When i was a JW i used to openly say "this religion attracts nutters".
Here we go:
- The never-married old sister who hated absolutely everyone and would answer the rhetorical questions the speaker would ask with a sarcastic answer. She never sat down. Always stood at the back of the hall with a HUGE magnifying glass because she refused to wear glasses and "it's the society, they're printing the words too small". Also refused to wear a hearing aid so she'd constantly shout at the sound desk brother during the meeting to turn the sound up.

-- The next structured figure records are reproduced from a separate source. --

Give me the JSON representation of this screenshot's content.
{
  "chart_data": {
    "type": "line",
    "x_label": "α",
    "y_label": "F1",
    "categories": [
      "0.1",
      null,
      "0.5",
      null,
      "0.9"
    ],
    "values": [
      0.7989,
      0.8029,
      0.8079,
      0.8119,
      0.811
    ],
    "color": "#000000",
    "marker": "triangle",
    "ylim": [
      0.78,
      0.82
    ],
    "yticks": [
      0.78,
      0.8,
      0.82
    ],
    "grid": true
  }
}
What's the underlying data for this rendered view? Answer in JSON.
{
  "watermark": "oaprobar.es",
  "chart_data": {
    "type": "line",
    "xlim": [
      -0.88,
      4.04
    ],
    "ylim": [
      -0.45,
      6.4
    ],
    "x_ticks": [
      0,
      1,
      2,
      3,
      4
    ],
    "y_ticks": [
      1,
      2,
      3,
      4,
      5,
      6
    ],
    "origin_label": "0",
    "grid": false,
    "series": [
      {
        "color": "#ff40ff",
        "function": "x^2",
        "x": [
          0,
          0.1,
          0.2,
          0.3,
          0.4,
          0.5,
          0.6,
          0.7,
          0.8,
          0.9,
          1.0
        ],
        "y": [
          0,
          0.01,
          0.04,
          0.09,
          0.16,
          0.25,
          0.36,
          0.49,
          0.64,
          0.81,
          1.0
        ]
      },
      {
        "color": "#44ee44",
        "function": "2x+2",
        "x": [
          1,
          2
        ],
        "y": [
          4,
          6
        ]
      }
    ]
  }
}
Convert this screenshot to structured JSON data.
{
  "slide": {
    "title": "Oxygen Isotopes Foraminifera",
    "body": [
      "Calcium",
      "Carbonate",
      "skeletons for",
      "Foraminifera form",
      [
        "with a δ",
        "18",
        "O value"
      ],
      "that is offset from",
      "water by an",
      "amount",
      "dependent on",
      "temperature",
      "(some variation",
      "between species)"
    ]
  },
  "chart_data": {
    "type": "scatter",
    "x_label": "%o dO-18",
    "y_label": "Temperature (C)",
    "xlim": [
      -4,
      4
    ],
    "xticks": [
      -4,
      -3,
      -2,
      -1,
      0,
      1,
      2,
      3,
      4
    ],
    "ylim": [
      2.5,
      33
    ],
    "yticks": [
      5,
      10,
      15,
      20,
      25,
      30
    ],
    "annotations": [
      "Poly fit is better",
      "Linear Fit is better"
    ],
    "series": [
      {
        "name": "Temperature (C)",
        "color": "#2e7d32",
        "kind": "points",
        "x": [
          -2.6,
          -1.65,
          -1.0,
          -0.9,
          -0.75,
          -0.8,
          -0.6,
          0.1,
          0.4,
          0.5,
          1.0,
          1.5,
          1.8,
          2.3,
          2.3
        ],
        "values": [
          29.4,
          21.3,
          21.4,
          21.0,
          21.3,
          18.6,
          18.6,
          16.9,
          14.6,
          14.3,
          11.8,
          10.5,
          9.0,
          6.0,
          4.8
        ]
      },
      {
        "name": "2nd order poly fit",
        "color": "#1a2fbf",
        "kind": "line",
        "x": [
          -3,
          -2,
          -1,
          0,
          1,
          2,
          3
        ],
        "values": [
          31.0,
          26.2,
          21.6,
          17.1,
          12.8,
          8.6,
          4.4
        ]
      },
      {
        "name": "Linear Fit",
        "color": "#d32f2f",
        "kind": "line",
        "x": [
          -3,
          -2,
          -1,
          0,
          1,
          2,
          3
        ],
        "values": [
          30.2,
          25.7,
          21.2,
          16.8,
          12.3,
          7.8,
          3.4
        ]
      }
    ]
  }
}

- The elder (COBE) who demanded every speaker on the platform to wear a white shirt. And kept a spare white shirt in the 2nd school in case, horror of horrors, a visiting speaker turned up in another coloured shirt. One visiting speaker refused to change his shirt and was actually told he couldn't give his talk. Only the CO was given leeway, and even then that was because we had a hard-ball ex-military CO one time that told him where to go.
- The old lady that was disfellowshipped that wore WAY to much make up, had no teeth and would turn up to the KH with a broken old pram with a black plastic bag of rubbish (trash) in it. One time she turned up with two smashed porcelain dolls wrapped in rags.
- The brother who was "anointed" even before the changes that came in that would have qualified him. He took his platform mic duties so seriously that one time he was in the toilet and a new speaker got up onto the platform, the speaker asked me if i could adjust his mic so i did. This brother stormed all the way up to me and said "dont you ever touch my microphone again!"
- My ex girlfriends dad believed he was anointed. But sometimes he wasnt sure if he was. So sometimes he didnt partake of the emblems and other times he did. He also suffered from that illusive illness a lot of JW's seem to have... "M.S.". Yet still played cricket every Saturday evening and football with the brothers every Sunday as well as fulltime pioneering.